PARKLAND, Fla. – A lawyer who recently moved into his new home in a Parkland gated community says he was racially profiled while out for a late-night jog — and he posted about the interaction on social media.
“It was a very unpleasant feeling,” says Josiah Graham, who is Black.
The 31-year-old lawyer and his fiancé just moved into their home in the Parkland Golf and Country Club community in August.
About a week ago, Graham was out for a late jog.
“As I’m running, I see this guy make a U-turn,” Graham recalls.
In a video he shot on his phone as a security SUV approached, Graham says: “This dude is still following me. I can’t even go on my late-night runs — what I do every single night.”
Graham posted the video on Instagram with the caption: “It be your own people” — facepalm emojis included.

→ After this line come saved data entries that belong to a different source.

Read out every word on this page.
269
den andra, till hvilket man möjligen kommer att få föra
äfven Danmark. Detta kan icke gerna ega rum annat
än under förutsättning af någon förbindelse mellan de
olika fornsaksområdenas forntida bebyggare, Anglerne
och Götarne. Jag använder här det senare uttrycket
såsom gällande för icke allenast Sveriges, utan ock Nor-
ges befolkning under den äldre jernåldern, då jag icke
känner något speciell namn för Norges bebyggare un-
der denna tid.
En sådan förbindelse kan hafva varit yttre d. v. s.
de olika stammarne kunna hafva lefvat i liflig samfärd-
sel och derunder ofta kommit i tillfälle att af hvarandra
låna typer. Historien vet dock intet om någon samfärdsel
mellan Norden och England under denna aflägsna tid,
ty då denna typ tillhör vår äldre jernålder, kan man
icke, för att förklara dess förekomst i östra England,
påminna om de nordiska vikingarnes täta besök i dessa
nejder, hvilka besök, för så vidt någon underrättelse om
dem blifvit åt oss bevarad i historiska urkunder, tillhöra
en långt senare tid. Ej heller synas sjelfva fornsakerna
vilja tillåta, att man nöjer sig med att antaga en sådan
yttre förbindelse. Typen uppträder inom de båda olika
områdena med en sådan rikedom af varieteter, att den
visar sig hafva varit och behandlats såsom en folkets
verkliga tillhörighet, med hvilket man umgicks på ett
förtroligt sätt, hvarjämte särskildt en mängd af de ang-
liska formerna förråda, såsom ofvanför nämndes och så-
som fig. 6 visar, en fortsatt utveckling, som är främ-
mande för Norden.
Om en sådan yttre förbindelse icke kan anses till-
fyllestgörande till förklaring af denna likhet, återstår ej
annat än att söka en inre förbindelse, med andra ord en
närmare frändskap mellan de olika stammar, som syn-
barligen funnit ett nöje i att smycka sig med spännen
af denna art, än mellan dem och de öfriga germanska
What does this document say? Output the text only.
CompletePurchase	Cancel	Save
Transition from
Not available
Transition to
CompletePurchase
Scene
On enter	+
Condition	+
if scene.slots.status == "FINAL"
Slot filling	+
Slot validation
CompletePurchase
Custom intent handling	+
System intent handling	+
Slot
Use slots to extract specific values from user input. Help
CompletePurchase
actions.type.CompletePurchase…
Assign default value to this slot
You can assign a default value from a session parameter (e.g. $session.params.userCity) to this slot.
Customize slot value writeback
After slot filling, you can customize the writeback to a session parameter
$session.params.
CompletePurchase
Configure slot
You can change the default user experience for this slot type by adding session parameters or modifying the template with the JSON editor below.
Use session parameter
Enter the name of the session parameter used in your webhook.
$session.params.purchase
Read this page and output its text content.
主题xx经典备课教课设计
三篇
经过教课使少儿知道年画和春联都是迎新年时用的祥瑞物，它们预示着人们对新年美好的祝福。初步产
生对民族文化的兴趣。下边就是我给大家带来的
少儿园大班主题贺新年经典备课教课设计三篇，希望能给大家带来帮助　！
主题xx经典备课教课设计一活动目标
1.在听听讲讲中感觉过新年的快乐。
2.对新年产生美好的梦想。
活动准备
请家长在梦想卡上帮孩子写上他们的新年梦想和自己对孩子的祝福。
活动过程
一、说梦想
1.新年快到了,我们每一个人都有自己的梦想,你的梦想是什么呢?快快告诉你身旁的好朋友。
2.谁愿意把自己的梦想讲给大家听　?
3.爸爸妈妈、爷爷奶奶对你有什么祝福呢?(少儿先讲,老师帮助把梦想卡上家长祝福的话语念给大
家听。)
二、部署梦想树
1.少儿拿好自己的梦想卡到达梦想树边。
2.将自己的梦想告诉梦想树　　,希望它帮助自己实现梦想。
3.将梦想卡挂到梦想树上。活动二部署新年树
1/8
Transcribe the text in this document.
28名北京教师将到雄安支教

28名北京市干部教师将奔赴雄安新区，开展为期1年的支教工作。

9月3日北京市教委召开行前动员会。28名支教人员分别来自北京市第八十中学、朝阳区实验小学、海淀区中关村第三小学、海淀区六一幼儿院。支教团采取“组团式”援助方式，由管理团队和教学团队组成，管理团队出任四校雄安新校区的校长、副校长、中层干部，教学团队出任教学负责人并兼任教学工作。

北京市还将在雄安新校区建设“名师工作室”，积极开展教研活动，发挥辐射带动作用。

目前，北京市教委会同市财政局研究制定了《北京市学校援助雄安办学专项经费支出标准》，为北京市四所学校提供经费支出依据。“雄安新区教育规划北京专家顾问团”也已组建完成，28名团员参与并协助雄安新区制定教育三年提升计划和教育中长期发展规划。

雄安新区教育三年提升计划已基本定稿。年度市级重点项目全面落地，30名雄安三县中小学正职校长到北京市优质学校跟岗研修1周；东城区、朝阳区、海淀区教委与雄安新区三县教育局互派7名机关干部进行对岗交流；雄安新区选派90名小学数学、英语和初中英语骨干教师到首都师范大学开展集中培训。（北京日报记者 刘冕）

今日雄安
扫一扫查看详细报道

The guard who stopped him, he says, was also Black.
“It’s a weird feeling to think that someone assumes you don’t belong,” Graham says. “People who have — who suffer from preconceived notions, or certain biases and prejudices — that’s not unique to the white community. Sometimes, the black community subscribes to those same notions.”
The guard was driving an Allied Universal SUV.
Allied employs more than 200,000 people and does security for more than 50,000 sites.
Being the lawyer he is, Graham had a letter drafted to the company “wanting to know what actions, if any, would be taken regarding the incident.”
He also asks about bias training at the company, to prevent “any further untoward interactions.”
Local 10 News has reached out to Allied Universal and has not heard back.
“I get the importance of having someone who does their job the right way,” Graham says. “However, that should not mean that other people are targeted, or approached or stopped unnecessarily based on how they look.”
Graham said this interaction doesn’t tarnish the way he feels about the community he moved into, but he said it does encourage him to get involved with the homeowner’s association.